Aber immerhin: es gibt wenigstens Nahrungsmittel zu kaufen in Addis Abeba. In weiten Teilen des Landes und auch in den Flüchtlingslagern ist eine unübersehbar große Zahl von Menschen jetzt direkt vom Hungertod bedroht. Noch lassen die Verhältnisse Hilfstransporte nicht zu: Im Ogaden ist nach Angaben von Hilfsorganisationen jedes 3. Kind unterernährt — aber gerade dort drohen große Gefahren. Zahlreiche Autos wurden gestohlen, oft mit gewaltsamen Methoden. Auf zwei Lastwagen der deutschen Organisation GTZ wurde in der Hararge-Gegend geschossen. Auch das Welternährungsprogramm der Vereinten Nationen (WFP) verlor zwei Lastwagen, ein Mitarbeiter wird vermißt.

„Die Lage ist katastrophal, uns muß Sicherheit garantiert werden“, sagt Mike Ellis, vom WFP. Das UNO-Hochkommissariat für Flüchtlinge (UNHCR) hat seine Mitarbeiter aus Protest gegen die jüngsten Vorkommnisse aus der Gegend abgezogen, nachdem einige Flüchtlingslager überhaupt nicht mehr zugänglich sind, weil einige Brücken gesprengt wurden. Die Versorgungwege für eine Million Flüchlinge und 200.000 Heimkehrer seien jetzt weitgehend zerstört. Die Übergangsregierung in Addis hat den Geberorganisationen gestern öffentlich zugesichert, den Sicherheitsproblemen höchste Priorität einräumen zu wollen. Versprechen aber läßt sich unter den gegebenen Umständen wohl nichts — die Machtverhältnisse im Ogaden und in der Hararge- Gegend erscheinen von Addis aus äußerst unklar.

In der Stadt Dire Dawa sollen chaotische Verhältnisse herrschen. Die Gerüchte in diesem Zusammenhang sind ebenso schwer zu bestätigen wie zu widerlegen: es sei zu Zusammenstößen zwischen Tigreern und Angehörigen der Oromo-Befreiungsbewegung gekommen; bewaffnete Banditen plünderten wahllos alles, was sie ergattern könnten; das Gebiet befinde sich nach wie vor unter der Kontrolle des alten Regimes. 400.000 sudanesische Flüchtlinge im Westen Äthiopiens seien quasi vollkommen abgeschnitten. Unter diesen Umständen lassen sich Hilfstransporte wohl kaum geordnet organisieren.

Die Probleme der provisorischen Regierung bei der Einnahme des Südens sind nach Angaben von Beobachtern darauf zurückzuführen, daß die Organisation ihren Ursprung in der Region Tigre im Norden hat. Ihre Soldaten sprechen eine andere sprache und gelten in Südäthiopien als Feinde.
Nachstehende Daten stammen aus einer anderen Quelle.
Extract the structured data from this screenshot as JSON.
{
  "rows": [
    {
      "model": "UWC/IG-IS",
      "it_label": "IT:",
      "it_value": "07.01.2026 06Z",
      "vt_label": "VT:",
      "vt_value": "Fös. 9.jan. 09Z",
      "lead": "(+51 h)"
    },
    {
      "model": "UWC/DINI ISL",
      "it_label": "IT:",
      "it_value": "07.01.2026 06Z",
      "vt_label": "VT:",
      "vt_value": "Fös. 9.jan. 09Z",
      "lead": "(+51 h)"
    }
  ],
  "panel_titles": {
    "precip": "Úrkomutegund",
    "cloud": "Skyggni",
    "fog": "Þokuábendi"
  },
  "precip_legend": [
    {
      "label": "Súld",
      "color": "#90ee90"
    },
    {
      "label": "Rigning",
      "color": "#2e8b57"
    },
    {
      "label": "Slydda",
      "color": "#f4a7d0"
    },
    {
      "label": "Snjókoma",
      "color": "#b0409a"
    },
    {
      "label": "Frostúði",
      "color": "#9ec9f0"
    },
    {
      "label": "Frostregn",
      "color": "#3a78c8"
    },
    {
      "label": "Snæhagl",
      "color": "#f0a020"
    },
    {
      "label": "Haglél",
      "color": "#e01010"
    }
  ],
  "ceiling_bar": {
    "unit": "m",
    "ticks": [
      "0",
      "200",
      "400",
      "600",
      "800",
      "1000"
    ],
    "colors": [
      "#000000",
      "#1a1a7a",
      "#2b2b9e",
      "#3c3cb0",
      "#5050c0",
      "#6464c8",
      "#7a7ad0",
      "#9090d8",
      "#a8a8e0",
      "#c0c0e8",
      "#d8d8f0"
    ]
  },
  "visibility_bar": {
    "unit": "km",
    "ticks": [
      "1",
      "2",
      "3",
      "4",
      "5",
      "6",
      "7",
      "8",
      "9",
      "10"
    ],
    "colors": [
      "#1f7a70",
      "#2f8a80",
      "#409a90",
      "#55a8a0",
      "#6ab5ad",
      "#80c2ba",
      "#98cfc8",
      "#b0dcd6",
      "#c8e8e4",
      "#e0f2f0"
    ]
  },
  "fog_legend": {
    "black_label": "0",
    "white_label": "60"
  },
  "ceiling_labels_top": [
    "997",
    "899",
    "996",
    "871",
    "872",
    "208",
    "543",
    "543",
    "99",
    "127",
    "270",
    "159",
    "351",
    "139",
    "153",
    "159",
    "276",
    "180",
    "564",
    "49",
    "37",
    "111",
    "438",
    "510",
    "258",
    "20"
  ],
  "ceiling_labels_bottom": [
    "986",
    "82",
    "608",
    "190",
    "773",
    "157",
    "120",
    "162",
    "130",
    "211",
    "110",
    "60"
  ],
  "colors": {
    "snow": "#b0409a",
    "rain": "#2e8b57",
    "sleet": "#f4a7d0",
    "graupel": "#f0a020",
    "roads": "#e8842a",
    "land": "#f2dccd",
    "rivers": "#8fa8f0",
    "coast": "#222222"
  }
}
Aber es gibt auch Signale der Hoffnung: Der Hafen Assb, in dem noch immer 100.000 Tonnen Nahrungsmittelhilfe lagern, ist nach Angaben der neuen Machthaber in Addis für Notoperationen wieder geöffnet. Sie scheinen sich darauf mit der eritreischen Unabhängigkeitsbewegung EPLF, die die Stadt kontrolliert, geeinigt zu haben. Auch Hilfsflüge sollen für den noch geschlossenen Flughafen in Addis Abeba so schnell wie möglich, wahrscheinlich schon in den nächsten Tagen, Landegenehmigungen erhalten.